I mention that because every so often we need to be shown, "This is how you use this." And it looks like Google+ – unveiled June 28 to a breathlessly waiting audience – has a chance to show us the proper role and use of social media.
On the surface, there isn't much to Google+ that is an entirely new concept. Several elements of the tool seem to have some predecessor in another social network: "Circles" resemble Twitter and Facebook "Lists," and the G+ "Stream" is little more than a better-designed Facebook "Wall." Sharing content on the site largely resembles the functionality of the Facebook "Send" button. Even the "Hangout" function – a quick way for contacts to host a video chat – isn't unique to the social network space, as news of Facebook's Skype-based video calling leaked at about the same time as the G+ launch.
The "Sparks" feature, however, is something that isn't found in its form in other social networks. It relies on Google's most famous product – its search engine – to help users find content relevant to their interests, and ideally, relevant to the interests of their Circles. The activity of sharing this content is the linchpin of the entire G+ experience.
Not that Sparks alone makes or breaks Google+. But it does show the developers' intention to center the experience around content and the people who create and share it. This philosophy allows it to provide more depth than Twitter and excludes all of the extraneous games and clutter of Facebook. When forming relationships on the network (Circles), users must categorize their contacts by asking, "In what topic of conversation am I most likely to engage this person?" The result should be a more relevant experience for all involved, which is why I find it a refreshing change from Facebook and Twitter.

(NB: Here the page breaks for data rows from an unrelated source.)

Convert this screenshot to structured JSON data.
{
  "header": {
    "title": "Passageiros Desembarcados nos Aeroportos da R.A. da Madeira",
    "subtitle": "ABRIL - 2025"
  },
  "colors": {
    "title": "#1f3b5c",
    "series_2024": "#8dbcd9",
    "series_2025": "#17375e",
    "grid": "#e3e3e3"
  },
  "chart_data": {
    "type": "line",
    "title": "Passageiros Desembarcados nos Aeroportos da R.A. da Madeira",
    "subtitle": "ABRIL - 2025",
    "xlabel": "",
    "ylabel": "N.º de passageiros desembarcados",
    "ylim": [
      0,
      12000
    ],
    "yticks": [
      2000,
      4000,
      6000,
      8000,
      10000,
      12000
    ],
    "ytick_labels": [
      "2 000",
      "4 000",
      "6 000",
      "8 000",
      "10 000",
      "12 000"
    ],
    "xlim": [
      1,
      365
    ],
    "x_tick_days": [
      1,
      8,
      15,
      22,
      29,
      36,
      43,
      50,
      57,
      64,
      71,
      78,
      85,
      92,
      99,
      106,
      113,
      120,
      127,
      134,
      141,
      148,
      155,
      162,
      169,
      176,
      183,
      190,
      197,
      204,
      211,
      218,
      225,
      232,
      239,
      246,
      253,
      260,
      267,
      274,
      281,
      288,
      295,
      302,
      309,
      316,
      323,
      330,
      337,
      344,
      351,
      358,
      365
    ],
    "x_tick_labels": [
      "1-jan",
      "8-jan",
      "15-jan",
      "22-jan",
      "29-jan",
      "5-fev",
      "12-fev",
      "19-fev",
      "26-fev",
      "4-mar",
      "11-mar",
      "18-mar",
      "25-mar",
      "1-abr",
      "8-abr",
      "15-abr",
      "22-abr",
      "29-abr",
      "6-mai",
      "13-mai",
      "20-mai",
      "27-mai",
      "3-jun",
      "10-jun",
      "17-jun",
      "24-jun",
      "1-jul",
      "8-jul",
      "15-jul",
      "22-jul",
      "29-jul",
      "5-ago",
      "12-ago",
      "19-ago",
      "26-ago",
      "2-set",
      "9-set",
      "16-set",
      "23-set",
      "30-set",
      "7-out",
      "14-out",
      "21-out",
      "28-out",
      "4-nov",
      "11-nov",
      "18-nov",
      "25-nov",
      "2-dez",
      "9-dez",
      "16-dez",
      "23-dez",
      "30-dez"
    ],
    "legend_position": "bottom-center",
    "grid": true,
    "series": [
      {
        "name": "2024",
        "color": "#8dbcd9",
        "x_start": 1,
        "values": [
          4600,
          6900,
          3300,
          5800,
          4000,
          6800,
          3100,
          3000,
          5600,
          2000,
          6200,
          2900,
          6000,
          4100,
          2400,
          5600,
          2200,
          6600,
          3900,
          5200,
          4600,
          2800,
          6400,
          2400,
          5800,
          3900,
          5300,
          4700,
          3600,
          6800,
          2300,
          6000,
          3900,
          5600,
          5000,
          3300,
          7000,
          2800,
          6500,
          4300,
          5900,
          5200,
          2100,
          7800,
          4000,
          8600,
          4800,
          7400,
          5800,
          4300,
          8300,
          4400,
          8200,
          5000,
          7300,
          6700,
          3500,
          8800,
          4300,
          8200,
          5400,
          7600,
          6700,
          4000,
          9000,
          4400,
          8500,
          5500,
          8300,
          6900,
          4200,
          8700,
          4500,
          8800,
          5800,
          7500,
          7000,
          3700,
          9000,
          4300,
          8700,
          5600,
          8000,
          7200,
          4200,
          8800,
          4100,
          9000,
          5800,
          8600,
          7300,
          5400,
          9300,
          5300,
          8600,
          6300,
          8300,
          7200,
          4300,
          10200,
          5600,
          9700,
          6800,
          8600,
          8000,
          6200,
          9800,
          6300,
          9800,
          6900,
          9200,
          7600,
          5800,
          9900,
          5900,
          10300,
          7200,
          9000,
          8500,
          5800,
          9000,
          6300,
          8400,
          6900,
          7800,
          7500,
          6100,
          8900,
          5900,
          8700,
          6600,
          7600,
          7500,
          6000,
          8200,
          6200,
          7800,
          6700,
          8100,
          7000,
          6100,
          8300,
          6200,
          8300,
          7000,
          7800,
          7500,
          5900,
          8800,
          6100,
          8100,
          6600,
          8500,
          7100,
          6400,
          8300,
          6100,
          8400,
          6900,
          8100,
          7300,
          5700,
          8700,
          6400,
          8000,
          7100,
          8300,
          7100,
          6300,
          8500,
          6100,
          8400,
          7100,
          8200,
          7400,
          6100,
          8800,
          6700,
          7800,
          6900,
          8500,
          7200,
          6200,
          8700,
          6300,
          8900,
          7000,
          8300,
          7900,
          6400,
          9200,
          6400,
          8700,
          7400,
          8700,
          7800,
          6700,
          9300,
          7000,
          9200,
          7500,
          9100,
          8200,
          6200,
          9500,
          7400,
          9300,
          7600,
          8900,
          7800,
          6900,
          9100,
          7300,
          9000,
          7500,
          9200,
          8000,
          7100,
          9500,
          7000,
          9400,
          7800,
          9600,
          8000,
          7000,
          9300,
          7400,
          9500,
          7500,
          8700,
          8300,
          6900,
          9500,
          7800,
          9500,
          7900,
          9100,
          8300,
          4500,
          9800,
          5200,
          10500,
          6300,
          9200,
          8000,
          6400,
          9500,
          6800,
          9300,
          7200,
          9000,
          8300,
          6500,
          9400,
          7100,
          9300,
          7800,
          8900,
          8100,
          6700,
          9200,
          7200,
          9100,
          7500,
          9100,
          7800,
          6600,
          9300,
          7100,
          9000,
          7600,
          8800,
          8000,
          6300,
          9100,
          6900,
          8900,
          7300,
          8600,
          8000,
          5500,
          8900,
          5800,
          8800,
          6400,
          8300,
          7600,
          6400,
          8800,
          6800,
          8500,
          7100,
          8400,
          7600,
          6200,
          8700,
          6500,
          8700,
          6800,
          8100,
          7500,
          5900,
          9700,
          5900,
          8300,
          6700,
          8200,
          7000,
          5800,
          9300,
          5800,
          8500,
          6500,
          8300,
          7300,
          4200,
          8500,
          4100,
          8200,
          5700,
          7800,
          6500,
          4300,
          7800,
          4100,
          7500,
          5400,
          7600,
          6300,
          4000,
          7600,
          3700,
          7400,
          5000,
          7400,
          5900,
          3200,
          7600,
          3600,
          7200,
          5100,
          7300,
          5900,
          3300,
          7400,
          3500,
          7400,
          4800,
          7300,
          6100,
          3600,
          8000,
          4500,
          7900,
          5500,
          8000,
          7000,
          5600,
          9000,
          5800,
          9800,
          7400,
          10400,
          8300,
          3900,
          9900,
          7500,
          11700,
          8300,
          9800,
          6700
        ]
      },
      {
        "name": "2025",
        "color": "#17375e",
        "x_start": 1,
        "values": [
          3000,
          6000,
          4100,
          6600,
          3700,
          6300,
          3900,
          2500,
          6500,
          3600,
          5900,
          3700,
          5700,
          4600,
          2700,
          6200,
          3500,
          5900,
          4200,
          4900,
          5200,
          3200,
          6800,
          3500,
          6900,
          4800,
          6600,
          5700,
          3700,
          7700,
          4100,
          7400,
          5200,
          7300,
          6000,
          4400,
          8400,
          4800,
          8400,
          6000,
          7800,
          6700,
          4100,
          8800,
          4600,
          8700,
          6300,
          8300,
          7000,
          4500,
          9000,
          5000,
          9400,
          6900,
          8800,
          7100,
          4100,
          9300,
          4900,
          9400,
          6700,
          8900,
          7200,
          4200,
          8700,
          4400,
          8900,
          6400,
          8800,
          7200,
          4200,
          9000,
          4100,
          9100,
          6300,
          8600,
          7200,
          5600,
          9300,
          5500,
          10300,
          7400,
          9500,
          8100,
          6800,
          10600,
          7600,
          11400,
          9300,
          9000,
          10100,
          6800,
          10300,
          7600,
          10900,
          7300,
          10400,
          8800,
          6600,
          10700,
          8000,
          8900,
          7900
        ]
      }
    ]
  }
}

The question is, will enough people feel the same way? Again, what's new here is mostly the way the features of the network are packaged and presented – not always the features themselves. Despite impressive early adoption numbers, I wonder how many social media users will find enough of a differentiation between G+ and other networks to keep them interested beyond a trial period. That will be of major interest to brands, which have so far been given a stiff arm from Google on creating their own Google+ pages.
If Google can maintain interest and create brand pages using the same model – that is, user- and value-centered – then it's clear they will not only finally have a social media network winner, but they'll be contributing to the better use of social media on the whole. They'll be reminding all social media users, "This is how you use this."